The drop in new project announcements was led by a sharp decline in new public sector projects. Photo: Ramesh Pathania / Mint
Mumbai: Fresh investments in India disappointed again in the just-ended June quarter, after showing signs of life in the March quarter, dashing hopes of a quick economic recovery.
Fresh data released by the project-tracking database Centre for Monitoring Indian Economy (CMIE) shows that Indian companies announced new projects worth ₹2.05 trillion in the quarter ended June, down 35% from a four-quarter high of ₹3.15 trillion in the quarter that ended in March, and 22% lower than in the June quarter last year.
The drop in new project announcements was led by a sharp decline in new public sector projects. The share of new public sector projects fell to the lowest in 14 years. The last time new government project announcements were at a similar low was in the June quarter of 2004.
The share of private sector projects spiked. They accounted for two-thirds of new project announcements in the March quarter. In the June quarter, they accounted for three-fourths. However, the value of new private sector projects announced is still lower than in the March quarter. Besides, just one investment announcement—Jet Airways’ acquisition of Boeing 737 MAX aircraft—accounted for three-fourths of the value of the new projects announced by the private sector in the June quarter.

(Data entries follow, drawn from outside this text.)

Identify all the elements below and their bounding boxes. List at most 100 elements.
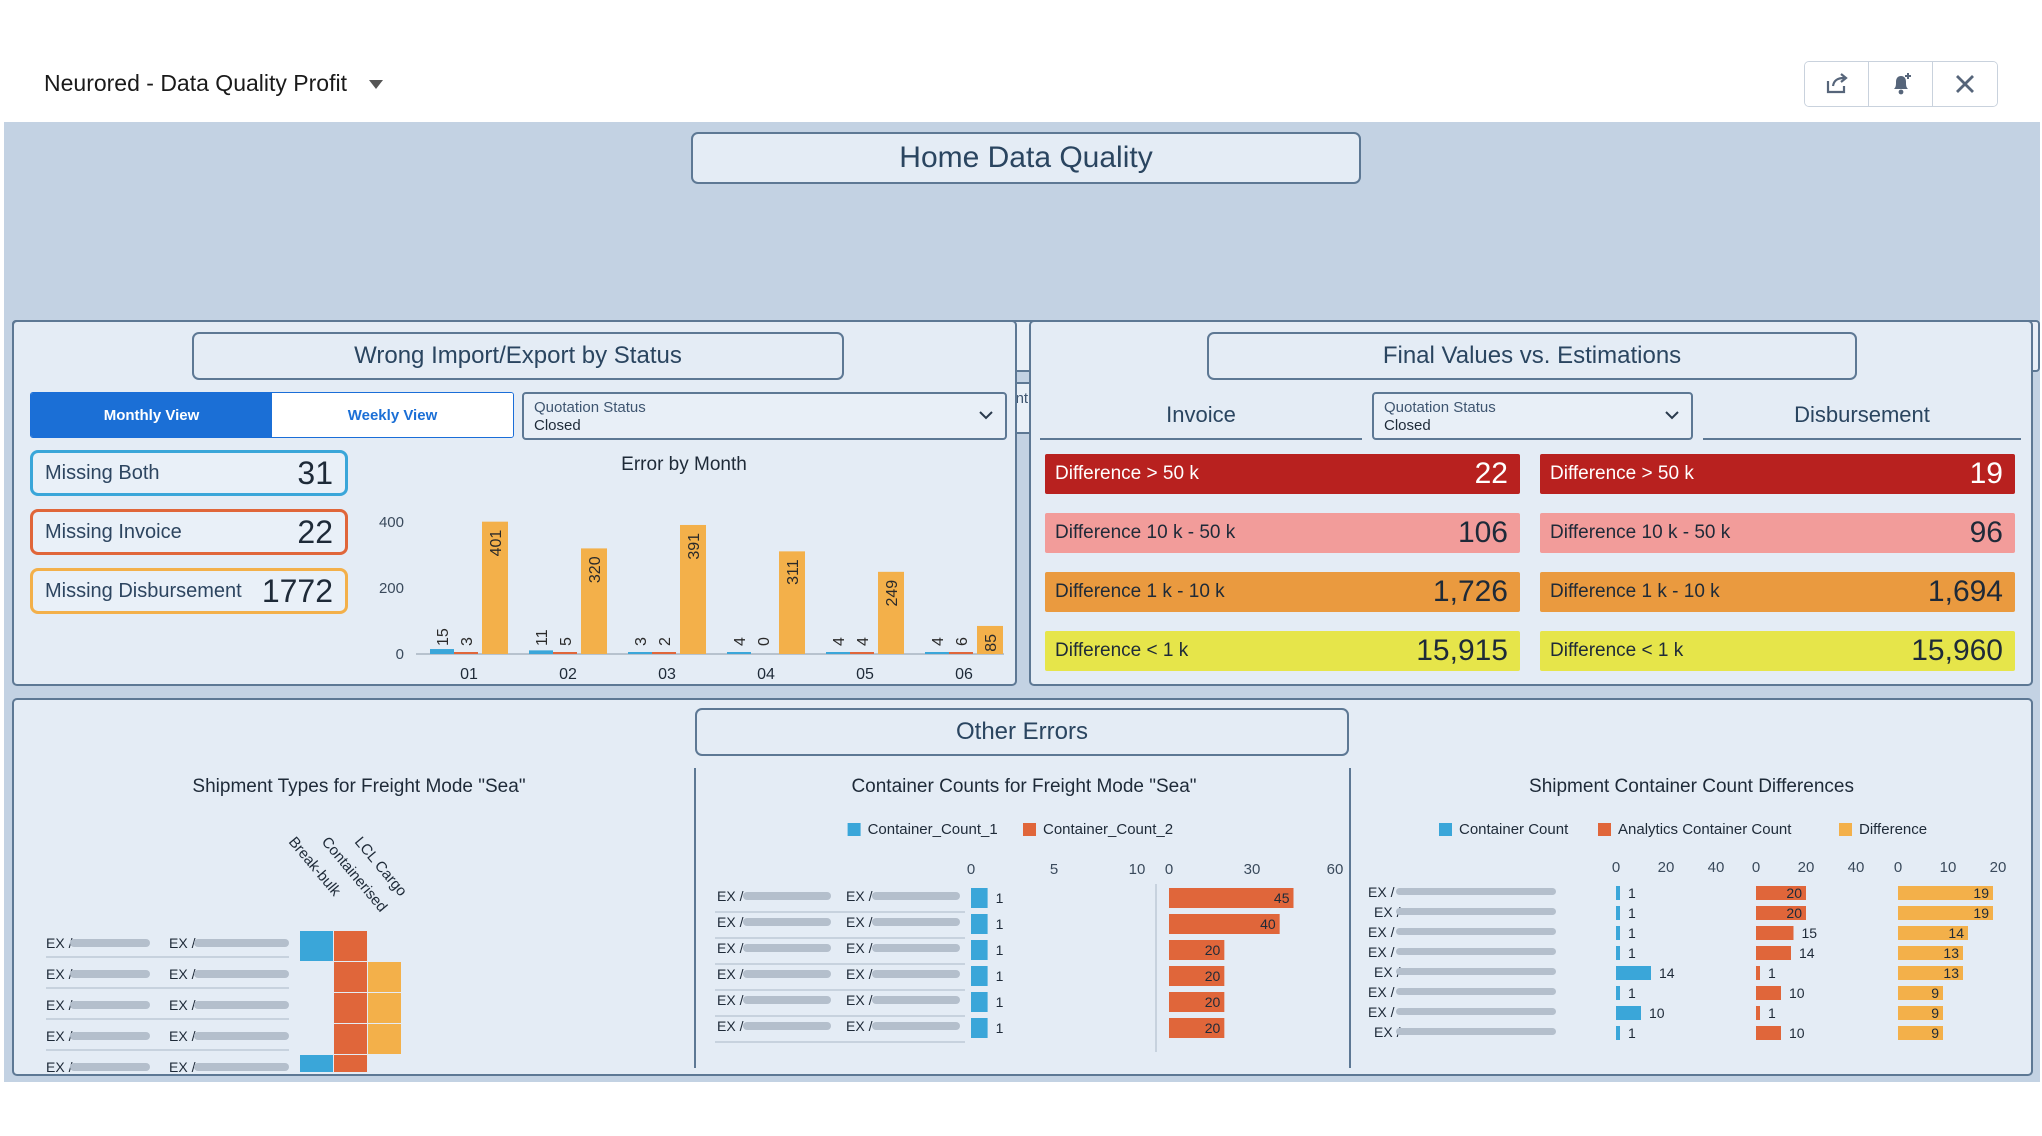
data-label: 1 bbox=[996, 968, 1004, 984]
diff-value: 15,915 bbox=[1416, 634, 1508, 667]
bar bbox=[1898, 946, 1963, 960]
x-tick-label: 0 bbox=[1894, 859, 1902, 876]
data-label: 1 bbox=[996, 994, 1004, 1010]
row-label: EX / bbox=[1374, 964, 1401, 980]
weekly-view-button[interactable]: Weekly View bbox=[272, 393, 513, 437]
data-label: 0 bbox=[756, 637, 773, 646]
data-label: 13 bbox=[1943, 965, 1959, 981]
data-label: 5 bbox=[558, 637, 575, 646]
bar bbox=[1898, 926, 1968, 940]
data-label: 401 bbox=[488, 530, 505, 557]
app-title: Neurored - Data Quality Profit bbox=[44, 70, 347, 96]
data-label: 20 bbox=[1786, 905, 1802, 921]
top-bar: Neurored - Data Quality Profit bbox=[0, 0, 2042, 122]
dashboard-canvas: Home Data Quality Owner TeamAllDestinati… bbox=[4, 122, 2040, 1082]
wrong-quotation-status-filter[interactable]: Quotation Status Closed bbox=[522, 392, 1007, 440]
row-label: EX / bbox=[169, 966, 196, 982]
bar bbox=[925, 652, 949, 654]
disbursement-diff-bar[interactable]: Difference > 50 k 19 bbox=[1540, 454, 2015, 494]
diff-label: Difference < 1 k bbox=[1550, 640, 1684, 661]
data-label: 1 bbox=[1628, 945, 1636, 961]
bar bbox=[680, 524, 706, 654]
disbursement-diff-bar[interactable]: Difference < 1 k 15,960 bbox=[1540, 631, 2015, 671]
redacted-text bbox=[1396, 968, 1556, 975]
bar bbox=[850, 652, 874, 654]
invoice-diff-bar[interactable]: Difference > 50 k 22 bbox=[1045, 454, 1520, 494]
bar bbox=[1756, 986, 1781, 1000]
y-tick-label: 0 bbox=[396, 646, 404, 663]
redacted-text bbox=[194, 1063, 289, 1071]
bar bbox=[628, 652, 652, 654]
bar bbox=[1616, 946, 1620, 960]
bar bbox=[1616, 986, 1620, 1000]
redacted-text bbox=[743, 918, 831, 926]
data-label: 4 bbox=[831, 637, 848, 646]
legend-label: Difference bbox=[1859, 821, 1927, 838]
invoice-diff-bar[interactable]: Difference 10 k - 50 k 106 bbox=[1045, 513, 1520, 553]
dashboard-selector[interactable]: Neurored - Data Quality Profit bbox=[44, 70, 383, 97]
bar bbox=[1756, 946, 1791, 960]
redacted-text bbox=[194, 1032, 289, 1040]
monthly-view-button[interactable]: Monthly View bbox=[31, 393, 272, 437]
data-label: 11 bbox=[534, 629, 551, 646]
bar bbox=[430, 649, 454, 654]
bar bbox=[1169, 1018, 1225, 1038]
redacted-text bbox=[70, 970, 150, 978]
bar bbox=[553, 652, 577, 654]
invoice-tab[interactable]: Invoice bbox=[1040, 402, 1362, 440]
y-tick-label: 200 bbox=[379, 580, 404, 597]
data-label: 1 bbox=[1628, 925, 1636, 941]
bar bbox=[1756, 1026, 1781, 1040]
heat-cell bbox=[334, 931, 367, 961]
row-label: EX / bbox=[846, 914, 873, 930]
view-toggle: Monthly View Weekly View bbox=[30, 392, 514, 438]
bar bbox=[727, 652, 751, 654]
row-label: EX / bbox=[46, 997, 73, 1013]
disbursement-tab[interactable]: Disbursement bbox=[1703, 402, 2021, 440]
diff-label: Difference > 50 k bbox=[1055, 463, 1199, 484]
redacted-text bbox=[743, 944, 831, 952]
kpi-value: 1772 bbox=[261, 572, 333, 609]
redacted-text bbox=[872, 970, 960, 978]
bar bbox=[971, 914, 988, 934]
row-label: EX / bbox=[1374, 904, 1401, 920]
shipment-types-title: Shipment Types for Freight Mode "Sea" bbox=[192, 776, 526, 797]
kpi-value: 31 bbox=[297, 454, 333, 491]
legend-swatch bbox=[1839, 823, 1852, 836]
final-quotation-status-filter[interactable]: Quotation Status Closed bbox=[1372, 392, 1693, 440]
data-label: 10 bbox=[1789, 1025, 1805, 1041]
data-label: 20 bbox=[1205, 968, 1221, 984]
kpi-label: Missing Both bbox=[45, 461, 160, 484]
disbursement-diff-bar[interactable]: Difference 10 k - 50 k 96 bbox=[1540, 513, 2015, 553]
share-button[interactable] bbox=[1805, 62, 1869, 106]
invoice-diff-bar[interactable]: Difference 1 k - 10 k 1,726 bbox=[1045, 572, 1520, 612]
invoice-diff-bar[interactable]: Difference < 1 k 15,915 bbox=[1045, 631, 1520, 671]
x-tick-label: 0 bbox=[1752, 859, 1760, 876]
disbursement-diff-bar[interactable]: Difference 1 k - 10 k 1,694 bbox=[1540, 572, 2015, 612]
diff-label: Difference 1 k - 10 k bbox=[1550, 581, 1720, 602]
close-button[interactable] bbox=[1933, 62, 1997, 106]
subscribe-button[interactable] bbox=[1869, 62, 1933, 106]
bar bbox=[1756, 926, 1794, 940]
bar bbox=[971, 940, 988, 960]
x-tick-label: 02 bbox=[559, 666, 577, 683]
x-tick-label: 04 bbox=[757, 666, 775, 683]
bell-plus-icon bbox=[1893, 73, 1911, 95]
bar bbox=[1616, 926, 1620, 940]
legend-label: Container_Count_1 bbox=[868, 821, 998, 838]
data-label: 19 bbox=[1973, 905, 1989, 921]
data-label: 10 bbox=[1649, 1005, 1665, 1021]
data-label: 20 bbox=[1205, 994, 1221, 1010]
data-label: 1 bbox=[1628, 905, 1636, 921]
dashboard-title: Home Data Quality bbox=[691, 132, 1361, 184]
redacted-text bbox=[872, 918, 960, 926]
diff-value: 15,960 bbox=[1911, 634, 2003, 667]
heat-cell bbox=[300, 931, 333, 961]
x-tick-label: 10 bbox=[1940, 859, 1957, 876]
data-label: 1 bbox=[996, 890, 1004, 906]
data-label: 20 bbox=[1205, 942, 1221, 958]
bar bbox=[1756, 966, 1760, 980]
container-counts-title: Container Counts for Freight Mode "Sea" bbox=[851, 776, 1197, 797]
chevron-down-icon bbox=[1665, 411, 1679, 420]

Among broad sectors, services, and specifically “air transport services” accounted for the bulk of new project announcements—again, on account of the aircraft orders. However, new project announcements fell in power and manufacturing, the two sectors which had led the recovery in investments in the previous quarter. Power projects announced during the latest quarter were solely in wind and solar power plants.
One silver lining in the data is the decline in the stalling rate, led by public sector projects. But the private sector stalling rate still remains near a record-high. Stalling rate is calculated as a percentage of the total projects under implementation so that the values are comparable across time. As much as 11% of all projects under implementation remain stalled, while 24% of all private sector projects remain stalled. In comparison, only 3% of government projects remained stalled.
The power and manufacturing sectors remained the worst affected by stalling. The power sector accounted for 34.7% of all stalled projects while manufacturing accounted for 27.7%. The biggest reasons for stalling are problems with fuel and raw materials, land acquisition and lack of funds.
The data suggests that a sustained recovery in the capex and growth cycle is still some way off. Given the high levels of toxic assets that still exist on the balance-sheets of banks and firms, it might take several quarters before the capex cycle revives sustainably.
The interest rate cycle also has turned, further dampening the outlook on investments. Last month, the Monetary Policy Committee of the Reserve Bank of India raised the repo rate by 25 basis points, the first such increase since January 2014. The likely increase in the cost of funds could discourage some businesses from making fresh investments. Finally, political uncertainty ahead of general elections next year could also weigh down investor sentiment in the coming months.